In this spirit of not-being-an-anti-scientific-crank, here is a link to a CBC series on the history and philosophy of science which I have been enjoying lately. The interviewees are as follows:

Episode 1 – Steven Shapin and Simon Schaffer
Episode 2 – Lorraine Daston

Episode 3 – Margaret Lock
Episode 4 – Ian Hacking and Andrew Pickering
Episode 5 – Ulrich Beck and Bruno Latour
Episode 6 – James Lovelock
Episode 7 – Arthur Zajonc
Episode 8 – Wendell Berry
Episode 9 – Rupert Sheldrake
Episode 10 – Brian Wynne 
Episode 11 – Sajay Samuel 
Episode 12 – David Abram 
Episode 13 – Dean Bavington 
Episode 14 – Evelyn Fox Keller
Episode 15 – Barbara Duden
 and Silya Samerski 
Episode 16 – Steven Shapin 
Episode 17 – Peter Galison
Episode 18 – Richard Lewontin 
Episode 19 – Ruth Hubbard 
Episode 20 – Michael Gibbons, Peter Scott, & Janet Atkinson Grosjean 
Episode 21 -Christopher Norris and Mary Midgely
Episode 22 – Allan Young 
Episode 23 – Lee Smolin 
Episode 24 – Nicholas Maxwell

4 thoughts on “‘How To Think About Science’

  1. Oooh, amazing! Your concerns are much the same as mine. Add to that the privilege given to heteronormativity/heterosexuality in a lot of biosciences and psychology.

    Have you ever read any Karen Barad?

  2. Hi Alex — good to hear from you.

    I haven’t read any feminist science studies or philosophy of science for quite a while, and don’t think I’ve come across Barad before. Are there any articles in particular you would recommend?

    The title of her book (Meeting the Universe Halfway: Quantum Physics and the Entanglement of Matter and Meaning) sounds intriguing, especially as I’m interested in how to think about the relation between brute, indifferent matter and our meaning-laden practices. If only I had the time…!

  3. Your blog was supposed to send me more comments! It did not.

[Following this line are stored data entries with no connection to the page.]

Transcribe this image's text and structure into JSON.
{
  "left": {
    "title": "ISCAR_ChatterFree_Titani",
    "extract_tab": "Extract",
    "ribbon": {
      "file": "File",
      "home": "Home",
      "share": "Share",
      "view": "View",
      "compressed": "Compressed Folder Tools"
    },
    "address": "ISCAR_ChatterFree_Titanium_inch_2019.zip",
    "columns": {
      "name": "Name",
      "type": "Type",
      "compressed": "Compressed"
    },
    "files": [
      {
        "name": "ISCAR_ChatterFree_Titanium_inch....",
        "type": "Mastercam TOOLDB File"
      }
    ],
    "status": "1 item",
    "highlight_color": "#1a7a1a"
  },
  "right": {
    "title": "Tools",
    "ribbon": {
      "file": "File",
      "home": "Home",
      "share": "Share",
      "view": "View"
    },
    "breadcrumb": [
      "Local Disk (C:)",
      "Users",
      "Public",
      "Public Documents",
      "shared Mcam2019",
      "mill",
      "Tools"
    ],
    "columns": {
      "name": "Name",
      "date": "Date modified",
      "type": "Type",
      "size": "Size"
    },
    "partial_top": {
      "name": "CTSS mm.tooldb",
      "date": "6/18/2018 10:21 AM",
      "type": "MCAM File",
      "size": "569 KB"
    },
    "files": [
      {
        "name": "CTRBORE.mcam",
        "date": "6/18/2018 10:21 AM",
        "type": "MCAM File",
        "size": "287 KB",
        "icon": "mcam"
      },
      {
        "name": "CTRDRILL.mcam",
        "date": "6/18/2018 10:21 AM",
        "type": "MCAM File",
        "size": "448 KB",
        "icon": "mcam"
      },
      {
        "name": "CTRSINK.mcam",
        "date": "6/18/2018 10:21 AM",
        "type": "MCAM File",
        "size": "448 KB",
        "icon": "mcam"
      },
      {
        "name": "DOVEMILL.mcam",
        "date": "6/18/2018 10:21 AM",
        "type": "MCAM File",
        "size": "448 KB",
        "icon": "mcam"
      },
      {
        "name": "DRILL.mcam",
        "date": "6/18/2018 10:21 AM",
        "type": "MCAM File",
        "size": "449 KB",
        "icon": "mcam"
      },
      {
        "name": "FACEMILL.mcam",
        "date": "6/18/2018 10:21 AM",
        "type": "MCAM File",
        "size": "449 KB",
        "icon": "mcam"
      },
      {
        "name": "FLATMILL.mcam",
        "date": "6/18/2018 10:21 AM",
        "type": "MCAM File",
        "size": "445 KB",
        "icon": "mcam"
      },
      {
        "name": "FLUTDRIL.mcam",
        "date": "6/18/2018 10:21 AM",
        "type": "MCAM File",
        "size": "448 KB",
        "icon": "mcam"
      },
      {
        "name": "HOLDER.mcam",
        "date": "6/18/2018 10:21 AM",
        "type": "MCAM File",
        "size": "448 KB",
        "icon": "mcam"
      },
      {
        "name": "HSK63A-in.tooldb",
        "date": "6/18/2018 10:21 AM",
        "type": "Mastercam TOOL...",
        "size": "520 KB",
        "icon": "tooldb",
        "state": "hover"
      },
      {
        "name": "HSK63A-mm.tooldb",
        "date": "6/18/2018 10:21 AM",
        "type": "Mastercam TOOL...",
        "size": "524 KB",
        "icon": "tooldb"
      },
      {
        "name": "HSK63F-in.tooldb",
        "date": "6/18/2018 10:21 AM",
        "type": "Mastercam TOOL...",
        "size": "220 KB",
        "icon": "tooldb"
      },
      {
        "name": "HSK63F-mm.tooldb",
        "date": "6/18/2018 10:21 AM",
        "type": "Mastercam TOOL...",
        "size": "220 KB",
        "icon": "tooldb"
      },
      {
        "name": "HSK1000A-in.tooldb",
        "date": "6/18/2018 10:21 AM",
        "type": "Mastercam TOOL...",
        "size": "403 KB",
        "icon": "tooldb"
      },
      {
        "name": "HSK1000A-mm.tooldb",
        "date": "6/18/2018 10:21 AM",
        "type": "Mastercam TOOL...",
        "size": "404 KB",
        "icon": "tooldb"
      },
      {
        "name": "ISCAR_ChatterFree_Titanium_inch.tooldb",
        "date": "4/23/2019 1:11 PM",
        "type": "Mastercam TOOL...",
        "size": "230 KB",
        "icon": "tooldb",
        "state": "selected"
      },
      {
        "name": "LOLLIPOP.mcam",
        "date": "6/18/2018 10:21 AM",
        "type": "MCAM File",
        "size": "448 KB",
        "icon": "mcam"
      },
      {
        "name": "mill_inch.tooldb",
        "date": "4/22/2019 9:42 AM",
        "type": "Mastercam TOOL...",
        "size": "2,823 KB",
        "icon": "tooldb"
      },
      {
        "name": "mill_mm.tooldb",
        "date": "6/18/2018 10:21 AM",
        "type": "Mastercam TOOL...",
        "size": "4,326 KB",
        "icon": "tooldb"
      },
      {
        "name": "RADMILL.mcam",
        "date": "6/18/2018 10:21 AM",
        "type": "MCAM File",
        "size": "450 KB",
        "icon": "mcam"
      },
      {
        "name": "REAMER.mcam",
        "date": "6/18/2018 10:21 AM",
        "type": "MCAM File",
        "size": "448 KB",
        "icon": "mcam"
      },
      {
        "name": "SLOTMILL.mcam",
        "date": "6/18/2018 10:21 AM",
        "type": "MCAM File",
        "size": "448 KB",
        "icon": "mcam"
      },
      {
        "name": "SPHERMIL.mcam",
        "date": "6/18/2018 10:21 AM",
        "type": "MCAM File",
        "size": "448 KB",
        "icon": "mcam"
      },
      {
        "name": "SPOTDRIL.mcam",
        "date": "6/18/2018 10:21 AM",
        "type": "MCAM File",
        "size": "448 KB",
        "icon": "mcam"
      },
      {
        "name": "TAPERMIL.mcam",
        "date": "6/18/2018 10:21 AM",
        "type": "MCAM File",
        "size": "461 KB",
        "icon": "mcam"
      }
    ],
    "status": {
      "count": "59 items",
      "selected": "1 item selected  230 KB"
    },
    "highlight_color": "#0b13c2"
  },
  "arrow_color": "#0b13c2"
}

    She wrote a pretty famous article that came out in Signs a few years ago called “Posthumanist Performativity: Towards an Understanding of How Matter Comes to Matter”, which has perhaps the best definition of performativity I’ve ever read therein (take that Queen Butler!).

    But yes, her book’s on my Amazon wishlist…

  4. Naughty blog.

    I’ve had a read through that article, and for the most part think it’s headed in the right direction. In particular, the pendulum is now rightly swinging back towards realism in continental philosophy and its neighbours, as also evidenced by the rise of ‘speculative realism’, and this is a good thing — even if it is taking a somewhat too extreme form in reaction to the extremes it is combating. But such is the nature of the dialectic.

    However, nearly all the details seem wrong to me. The representationalism Barad contrasts performativity with is a straw man. (I say that as no fan of representationalism: my undergrad dissertation was a critique of it.) The relational ontology she develops is undermotivated and highly problematic given her rejection of relata. There’s still such an unnecessary vogue for relational ontology — there’s nothing progressive or scientific about it.

    It’s better than the Queen B though. Whenever I come across any of her writing, I always think of Foucault and that old proverb: ‘May God protect us from our friends, for we shall watch out for our enemies ourselves.’